Bounded-cost heuristic search and predicting the optimal cost
Computer Science seminar
Lecturer : Mr. Roni Stern
Affiliation : CS, BGU
Location : 202/37
Host : CS, BGU
Search algorithms are usually designed to return either optimal, suboptimal or any solution. In the talk I will address a different but very realistic search task: find solution with cost smaller than or equal to a given fixed constant. This task is relevant in scenarios where a fixed budget is available and we would like to find solution under the given budget with minimum search effort. For this problem, we introduced an algorithm called Potential Search (PTS) which is a best-first search that expands nodes according to the probability that they will lead to a solution whose cost is less than the given budget.
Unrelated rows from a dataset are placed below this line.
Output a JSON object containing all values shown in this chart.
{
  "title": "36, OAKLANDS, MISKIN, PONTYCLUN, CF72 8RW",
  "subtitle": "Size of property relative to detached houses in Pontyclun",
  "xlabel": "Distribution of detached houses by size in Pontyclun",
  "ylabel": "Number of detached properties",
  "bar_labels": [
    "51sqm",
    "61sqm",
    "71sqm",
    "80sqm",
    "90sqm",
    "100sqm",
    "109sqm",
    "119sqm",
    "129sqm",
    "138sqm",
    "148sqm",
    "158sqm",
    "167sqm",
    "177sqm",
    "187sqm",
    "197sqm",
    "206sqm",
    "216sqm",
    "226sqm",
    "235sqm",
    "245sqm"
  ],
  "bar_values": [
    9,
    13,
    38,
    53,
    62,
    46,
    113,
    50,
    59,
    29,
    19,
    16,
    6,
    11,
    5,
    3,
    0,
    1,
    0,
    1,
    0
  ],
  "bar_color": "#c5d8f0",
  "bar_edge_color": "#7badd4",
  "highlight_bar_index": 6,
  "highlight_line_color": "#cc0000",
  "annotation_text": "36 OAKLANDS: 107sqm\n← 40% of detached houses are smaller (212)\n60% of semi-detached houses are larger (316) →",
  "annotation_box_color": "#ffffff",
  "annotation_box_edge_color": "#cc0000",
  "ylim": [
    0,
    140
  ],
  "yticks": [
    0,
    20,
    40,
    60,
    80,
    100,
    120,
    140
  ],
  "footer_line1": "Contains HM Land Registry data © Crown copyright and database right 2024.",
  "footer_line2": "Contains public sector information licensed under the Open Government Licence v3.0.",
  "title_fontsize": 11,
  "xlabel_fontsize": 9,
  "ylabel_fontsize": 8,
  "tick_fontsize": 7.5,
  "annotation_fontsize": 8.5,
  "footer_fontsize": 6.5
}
Surprisingly, it is often possible to implement PTS even without explicitly calculating these probabilities, by learning the error model of the available heuristic. In addition, PTS can be modified to an anytime search algorithm. Experimental results show that PTS outperforms other relevant algorithms in most cases, and is more robust.

In the second part of the talk, I will present a novel algorithm that can predict the cost optimal solution of a given search problem. The proposed prediction algorithm builds on the CDP formula (Zahavi et. al., JAIR 2010) used to predict the number of nodes expanded in a single iteration of IDA*. Experiments on benchmark search domains show that the prediction is extremely accurate. In addition, the predicted cost can be used to enhance existing search algorithm. Experiments show that combining the prediction algorithm with Potential Search is able to find almost optimal solutions with orders of magnitude less nodes expanded when compared to A*.